From music to e-books to email, more and more of the data produced today is stored in the cloud. The cloud, however, does not live in the sky. It lives in data centers spread out across the nation, and as data booms, so too, does the value of the real estate that houses it and the real estate investment trusts, or REITs, that own those properties.
"It is phenomenal growth, and it's the conflux of two things that are going on," said Gary Wojtaszek, CEO of CyrusOne, a data center REIT. "We're structured as a real estate investment trust, so we're predominantly just a real estate company, but we're a derivative of what's going on with all the growth in the technology space. So everything you hear about Google and Netflix and RackSpace and Amazon and all of those new technologies that are going on, ultimately reside in a data center."
In Sterling, Virginia, in a large nondescript office park, CyrusOne is housing much of the computer hardware and data that its customers need to run their businesses.
"Our focus is serving the needs of the Fortune 1000 that comprises about 75 percent of our business, including nine of the Fortune 20. So these are the largest companies in the world that have chosen to store their computers in our data centers," said Wojtaszek.
Some companies build or buy their own data centers. Facebook recently announced plans to invest half a billion dollars in a new data center in Fort Worth, Texas, its fifth center worldwide.
There are two types of data centers, one that serves as a power station for the technology and one as an Internet hub where tenants can exchange data. The former is usually located out in the suburbs, the latter in major metropolitan areas. The Internet hubs, which are network dense, are more valuable because they are difficult to replicate; they are therefore more attractive to the investor over the long term.
There are currently five REITs specializing in data centers.
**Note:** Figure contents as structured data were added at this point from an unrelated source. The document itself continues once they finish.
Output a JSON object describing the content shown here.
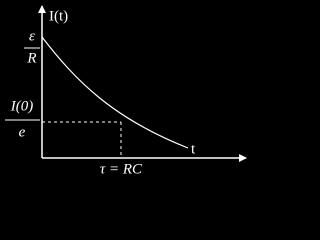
{
  "axes": {
    "y_label": "I(t)",
    "x_label": "t"
  },
  "labels": {
    "initial_numerator": "ε",
    "initial_denominator": "R",
    "decay_numerator": "I(0)",
    "decay_denominator": "e",
    "time_constant": "τ = RC"
  }
}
Most are outperforming the broader REIT market.
"There are opportunities in the data center space for investors who really dig in and put in that effort because the securities are arguably less efficiently priced," said John Bejjani, a REIT analyst with Green Street Advisors.
Data centers are unique because they are at the crossroads of tech and real estate, and the valuation approach that investors use for each are quite different.
"Because data centers are subject to all this potential technology risk, because there's so much more to understanding the sector than simply knowing where the real estate is located, and because the data availability is not nearly as great as it is for other property types, some investors opt not to take on the brain damage of understanding these various risks," added Bejjani.
The potential for growth, however, is phenomenal.
'If you take all the data that exists in the world today, 90 percent of it was created in the last two years. It's going to double again in the next 18 months, and if you think about it in the form of iPads, and you think about that data, so if you take a stack of iPads and you put one on top of another, it will go from here to two-thirds of the way to the moon. By 2020, that stack of iPads is going to go back and forth five times from the moon and back," said Wojtaszek.
Analysts warn, however, that demand is still difficult to forecast in the sector, both by tenants and landlords. The danger, therefore, is that there may be too much speculative development and a potential for oversupply. New technology is always around the corner, and so the data center on the corner of wherever must always be ready to adapt to it.